It’s never too late to design a life you love.
That’s one of the many reframes Stanford University lecturers Bill Burnett and Dave Evans offer in their newly released book, Designing Your Life: How to Build a Well-Lived, Joyful Life (2016, Alfred A. Knopf).
The book, based on their highly popular Stanford elective and public workshop, applies product design principles taught at Stanford University to life design. And while the genesis of the material may have been developed to help college graduates find their way, the design principles—and the examples in the book—are relevant for any age.
And that’s important. Because, as I pointed out in my very first podcast, the question we should never stop asking is what we should do with our life. Life design is an ongoing process. Maybe it should really be called life redesign since we’re all a work-in-progress.

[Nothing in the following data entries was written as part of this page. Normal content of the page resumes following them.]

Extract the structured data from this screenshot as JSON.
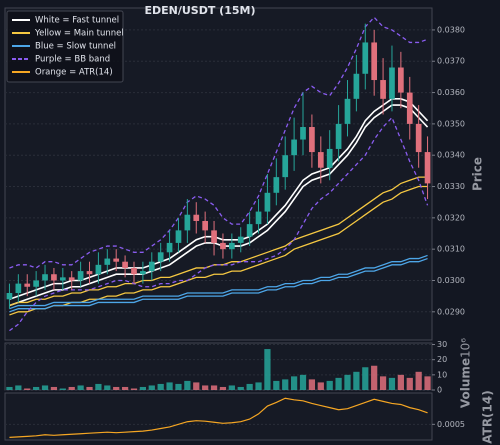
{
  "chart_data": [
    {
      "type": "candlestick",
      "title": "EDEN/USDT (15M)",
      "y_label": "Price",
      "up_color": "#26a69a",
      "down_color": "#e0707c",
      "grid": true,
      "ylim": [
        0.0281,
        0.0387
      ],
      "yticks": [
        {
          "value": 0.029,
          "label": "0.0290"
        },
        {
          "value": 0.03,
          "label": "0.0300"
        },
        {
          "value": 0.031,
          "label": "0.0310"
        },
        {
          "value": 0.032,
          "label": "0.0320"
        },
        {
          "value": 0.033,
          "label": "0.0330"
        },
        {
          "value": 0.034,
          "label": "0.0340"
        },
        {
          "value": 0.035,
          "label": "0.0350"
        },
        {
          "value": 0.036,
          "label": "0.0360"
        },
        {
          "value": 0.037,
          "label": "0.0370"
        },
        {
          "value": 0.038,
          "label": "0.0380"
        }
      ],
      "open": [
        0.0294,
        0.0296,
        0.0299,
        0.0298,
        0.03,
        0.0302,
        0.03,
        0.0301,
        0.03,
        0.0303,
        0.0302,
        0.0305,
        0.0307,
        0.0306,
        0.0304,
        0.0302,
        0.0303,
        0.0306,
        0.0309,
        0.0312,
        0.0316,
        0.0321,
        0.0319,
        0.0316,
        0.0312,
        0.031,
        0.0312,
        0.0314,
        0.0318,
        0.0322,
        0.0328,
        0.0333,
        0.034,
        0.0345,
        0.0349,
        0.0341,
        0.0336,
        0.0342,
        0.035,
        0.0358,
        0.0366,
        0.0376,
        0.0364,
        0.0358,
        0.0368,
        0.036,
        0.035,
        0.0341
      ],
      "high": [
        0.0299,
        0.0302,
        0.0302,
        0.0303,
        0.0305,
        0.0304,
        0.0304,
        0.0303,
        0.0306,
        0.0306,
        0.0309,
        0.031,
        0.031,
        0.0308,
        0.0306,
        0.0306,
        0.0309,
        0.0312,
        0.0316,
        0.032,
        0.0326,
        0.0325,
        0.0322,
        0.0319,
        0.0315,
        0.0315,
        0.0317,
        0.0322,
        0.0326,
        0.0334,
        0.0339,
        0.0346,
        0.0352,
        0.036,
        0.0353,
        0.0346,
        0.0348,
        0.0356,
        0.0364,
        0.0372,
        0.0382,
        0.038,
        0.0371,
        0.0375,
        0.0373,
        0.0365,
        0.0356,
        0.0346
      ],
      "low": [
        0.0291,
        0.0293,
        0.0295,
        0.0295,
        0.0297,
        0.0297,
        0.0297,
        0.0297,
        0.0298,
        0.0299,
        0.0299,
        0.0302,
        0.0303,
        0.0301,
        0.0299,
        0.0299,
        0.03,
        0.0303,
        0.0306,
        0.0309,
        0.0312,
        0.0315,
        0.0312,
        0.0308,
        0.0307,
        0.0307,
        0.0309,
        0.0311,
        0.0315,
        0.0318,
        0.0324,
        0.0329,
        0.0335,
        0.034,
        0.0336,
        0.0331,
        0.0332,
        0.0338,
        0.0346,
        0.0354,
        0.0361,
        0.0359,
        0.0353,
        0.0354,
        0.0355,
        0.0345,
        0.0336,
        0.0326
      ],
      "close": [
        0.0296,
        0.0299,
        0.0298,
        0.03,
        0.0302,
        0.03,
        0.0301,
        0.03,
        0.0303,
        0.0302,
        0.0305,
        0.0307,
        0.0306,
        0.0304,
        0.0302,
        0.0303,
        0.0306,
        0.0309,
        0.0312,
        0.0316,
        0.0321,
        0.0319,
        0.0316,
        0.0312,
        0.031,
        0.0312,
        0.0314,
        0.0318,
        0.0322,
        0.0328,
        0.0333,
        0.034,
        0.0345,
        0.0349,
        0.0341,
        0.0336,
        0.0342,
        0.035,
        0.0358,
        0.0366,
        0.0376,
        0.0364,
        0.0358,
        0.0368,
        0.036,
        0.035,
        0.0341,
        0.0331
      ],
      "bands": [
        {
          "name": "White = Fast tunnel",
          "color": "#ffffff",
          "dashed": false,
          "upper": [
            0.0294,
            0.0295,
            0.0296,
            0.0297,
            0.0298,
            0.0299,
            0.0299,
            0.03,
            0.03,
            0.0301,
            0.0302,
            0.0303,
            0.0304,
            0.0304,
            0.0304,
            0.0304,
            0.0305,
            0.0306,
            0.0307,
            0.0309,
            0.0311,
            0.0313,
            0.0314,
            0.0314,
            0.0313,
            0.0313,
            0.0313,
            0.0314,
            0.0316,
            0.0318,
            0.0321,
            0.0324,
            0.0328,
            0.0332,
            0.0334,
            0.0335,
            0.0336,
            0.0339,
            0.0342,
            0.0346,
            0.0351,
            0.0354,
            0.0356,
            0.0358,
            0.0358,
            0.0357,
            0.0354,
            0.0351
          ],
          "lower": [
            0.0292,
            0.0293,
            0.0294,
            0.0295,
            0.0296,
            0.0297,
            0.0297,
            0.0298,
            0.0298,
            0.0299,
            0.03,
            0.0301,
            0.0302,
            0.0302,
            0.0302,
            0.0302,
            0.0303,
            0.0304,
            0.0305,
            0.0307,
            0.0309,
            0.0311,
            0.0312,
            0.0312,
            0.0311,
            0.0311,
            0.0311,
            0.0312,
            0.0314,
            0.0316,
            0.0319,
            0.0322,
            0.0326,
            0.033,
            0.0332,
            0.0333,
            0.0334,
            0.0337,
            0.034,
            0.0344,
            0.0349,
            0.0352,
            0.0354,
            0.0356,
            0.0356,
            0.0355,
            0.0352,
            0.0349
          ]
        },
        {
          "name": "Yellow = Main tunnel",
          "color": "#f5c842",
          "dashed": false,
          "upper": [
            0.0292,
            0.0293,
            0.0293,
            0.0294,
            0.0294,
            0.0295,
            0.0295,
            0.0296,
            0.0296,
            0.0297,
            0.0297,
            0.0298,
            0.0298,
            0.0299,
            0.0299,
            0.03,
            0.03,
            0.0301,
            0.0301,
            0.0302,
            0.0303,
            0.0304,
            0.0304,
            0.0305,
            0.0305,
            0.0306,
            0.0306,
            0.0307,
            0.0308,
            0.0309,
            0.031,
            0.0311,
            0.0313,
            0.0314,
            0.0315,
            0.0316,
            0.0317,
            0.0318,
            0.032,
            0.0322,
            0.0324,
            0.0326,
            0.0328,
            0.0329,
            0.0331,
            0.0332,
            0.0333,
            0.0333
          ],
          "lower": [
            0.0289,
            0.029,
            0.029,
            0.0291,
            0.0291,
            0.0292,
            0.0292,
            0.0293,
            0.0293,
            0.0294,
            0.0294,
            0.0295,
            0.0295,
            0.0296,
            0.0296,
            0.0297,
            0.0297,
            0.0298,
            0.0298,
            0.0299,
            0.03,
            0.0301,
            0.0301,
            0.0302,
            0.0302,
            0.0303,
            0.0303,
            0.0304,
            0.0305,
            0.0306,
            0.0307,
            0.0308,
            0.031,
            0.0311,
            0.0312,
            0.0313,
            0.0314,
            0.0315,
            0.0317,
            0.0319,
            0.0321,
            0.0323,
            0.0325,
            0.0326,
            0.0328,
            0.0329,
            0.033,
            0.033
          ]
        },
        {
          "name": "Blue = Slow tunnel",
          "color": "#4da6e8",
          "dashed": false,
          "upper": [
            0.0291,
            0.0292,
            0.0292,
            0.0292,
            0.0292,
            0.0293,
            0.0293,
            0.0293,
            0.0293,
            0.0293,
            0.0294,
            0.0294,
            0.0294,
            0.0294,
            0.0294,
            0.0295,
            0.0295,
            0.0295,
            0.0295,
            0.0295,
            0.0296,
            0.0296,
            0.0296,
            0.0296,
            0.0296,
            0.0297,
            0.0297,
            0.0297,
            0.0297,
            0.0298,
            0.0298,
            0.0299,
            0.0299,
            0.03,
            0.03,
            0.0301,
            0.0301,
            0.0302,
            0.0302,
            0.0303,
            0.0304,
            0.0304,
            0.0305,
            0.0306,
            0.0306,
            0.0307,
            0.0307,
            0.0308
          ],
          "lower": [
            0.029,
            0.0291,
            0.0291,
            0.0291,
            0.0291,
            0.0292,
            0.0292,
            0.0292,
            0.0292,
            0.0292,
            0.0293,
            0.0293,
            0.0293,
            0.0293,
            0.0293,
            0.0294,
            0.0294,
            0.0294,
            0.0294,
            0.0294,
            0.0295,
            0.0295,
            0.0295,
            0.0295,
            0.0295,
            0.0296,
            0.0296,
            0.0296,
            0.0296,
            0.0297,
            0.0297,
            0.0298,
            0.0298,
            0.0299,
            0.0299,
            0.03,
            0.03,
            0.0301,
            0.0301,
            0.0302,
            0.0303,
            0.0303,
            0.0304,
            0.0305,
            0.0305,
            0.0306,
            0.0306,
            0.0307
          ]
        },
        {
          "name": "Purple = BB band",
          "color": "#8a5cf0",
          "dashed": true,
          "upper": [
            0.0304,
            0.0305,
            0.0305,
            0.0304,
            0.0306,
            0.0306,
            0.0305,
            0.0305,
            0.0307,
            0.0309,
            0.031,
            0.0311,
            0.0311,
            0.031,
            0.0309,
            0.0309,
            0.0311,
            0.0313,
            0.0316,
            0.032,
            0.0325,
            0.0327,
            0.0326,
            0.0324,
            0.032,
            0.0318,
            0.0318,
            0.0322,
            0.0327,
            0.0334,
            0.0341,
            0.0348,
            0.0355,
            0.036,
            0.0362,
            0.036,
            0.0359,
            0.0363,
            0.0368,
            0.0374,
            0.0381,
            0.0384,
            0.0381,
            0.038,
            0.0378,
            0.0376,
            0.0376,
            0.0377
          ],
          "lower": [
            0.0284,
            0.0286,
            0.029,
            0.0293,
            0.0295,
            0.0296,
            0.0297,
            0.0297,
            0.0297,
            0.0297,
            0.0298,
            0.0299,
            0.03,
            0.03,
            0.0299,
            0.0298,
            0.0298,
            0.0299,
            0.0299,
            0.03,
            0.03,
            0.0302,
            0.0304,
            0.0305,
            0.0305,
            0.0305,
            0.0306,
            0.0306,
            0.0306,
            0.0307,
            0.0308,
            0.031,
            0.0313,
            0.0318,
            0.0323,
            0.0326,
            0.0328,
            0.0331,
            0.0334,
            0.0337,
            0.034,
            0.0345,
            0.0349,
            0.0352,
            0.0345,
            0.0338,
            0.0332,
            0.0324
          ]
        }
      ]
    },
    {
      "type": "bar",
      "y_label": "Volume",
      "scale_label": "10⁶",
      "up_color": "#26a69a",
      "down_color": "#e0707c",
      "grid": true,
      "ylim": [
        0,
        31
      ],
      "yticks": [
        0,
        10,
        20,
        30
      ],
      "values": [
        2,
        3,
        1,
        2,
        3,
        2,
        1,
        2,
        3,
        2,
        4,
        3,
        2,
        2,
        1,
        2,
        3,
        4,
        5,
        4,
        6,
        5,
        3,
        3,
        2,
        3,
        2,
        4,
        5,
        27,
        6,
        7,
        9,
        10,
        7,
        5,
        6,
        8,
        10,
        12,
        15,
        16,
        9,
        8,
        10,
        8,
        12,
        9
      ]
    },
    {
      "type": "line",
      "y_label": "ATR(14)",
      "grid": true,
      "ylim": [
        0.0002,
        0.0011
      ],
      "yticks": [
        0.0005
      ],
      "series": [
        {
          "name": "Orange = ATR(14)",
          "color": "#f5a623",
          "values": [
            0.00025,
            0.00026,
            0.00027,
            0.00028,
            0.0003,
            0.00029,
            0.0003,
            0.00031,
            0.00032,
            0.00033,
            0.00034,
            0.00035,
            0.00034,
            0.00035,
            0.00036,
            0.00037,
            0.00039,
            0.00042,
            0.00045,
            0.0005,
            0.00055,
            0.00057,
            0.00056,
            0.00054,
            0.00052,
            0.00053,
            0.00055,
            0.0006,
            0.0007,
            0.00085,
            0.00092,
            0.001,
            0.00097,
            0.00095,
            0.0009,
            0.00086,
            0.00082,
            0.00078,
            0.0008,
            0.00086,
            0.00092,
            0.00098,
            0.00094,
            0.0009,
            0.00088,
            0.00082,
            0.00078,
            0.00072
          ]
        }
      ]
    }
  ]
}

Good life design is both mindset and process. This book addresses both. Burnett and Evans outline five mindsets that great designers possess. Each of these are critical to develop a great life design as well:
- Curiosity. Product designers are curious. As they put it, “Curiosity makes everything new. It invites explanation.” Life designers are curious too because they know that opportunities often arise from the pursuit of answers to good questions.

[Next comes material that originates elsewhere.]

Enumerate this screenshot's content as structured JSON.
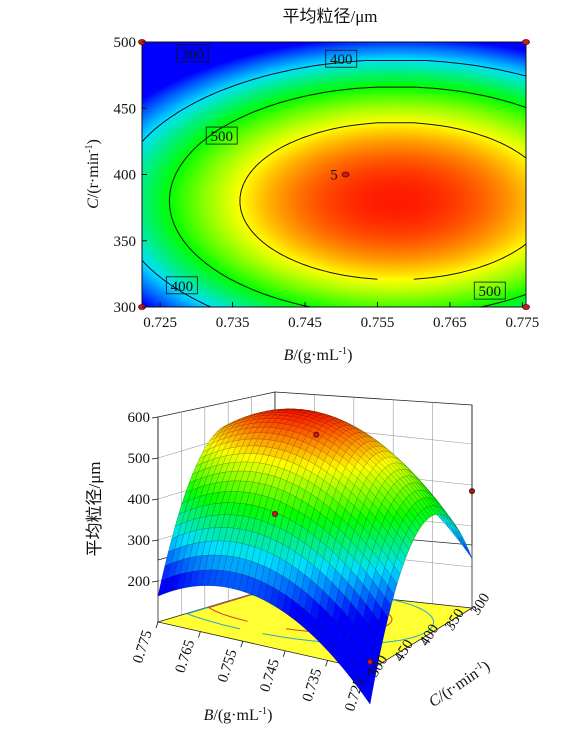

- Experimentation. Designers possess a bias to action. They test the quality of their ideas by formulating small experiments. Product designers test their ideas by creating prototypes. Life designers can do the same, creating prototype experiments of different paths they may want to explore.
- Reframing. Both product designers and life designers can get stuck. When they do, a new perspective is needed. Reframing is the ability to disengage from a bias and adopt a new perspective. This book offers a lot of reframes to common life design misbeliefs.
- Awareness. Designers understand that design is a process. Few great designs emerge from the first idea. Mistakes will be made. Two steps will be taken forward—perhaps, more than several backward. Awareness of the messiness of the process is key to perseverance.
- Collaboration. The authors describe this as radical collaboration because great designers don’t act alone. They know the best work will emerge from a team. “A painter can create an artistic masterpiece alone on a windswept coast,” they write, “but a designer cannot create the iPhone alone, windswept beach or not. And your life is more like a great design than a work of art…”
As important as it is to possess these mindset traits, a good design process is equally essential. Designing Your Life offers a number of simple exercises to assess your situation and aspirations. Many of the chapters conclude with a handful of “Try Stuff” suggestions. I worked through each of these as I read the book. While they didn’t offer me any new insights (most of my life design work has emerged from my regular habit of journaling), I found the exercises straightforward and easy to understand.
This book offers a helpful roadmap for those just emerging in the marketplace or those who are in transition and looking for a life design process. For those who have not given much thought to their life design, it’s a great place to start. Intentional practitioners of life design may also enjoy its anecdotes and find some nuggets to shift their thinking and speed them along their way.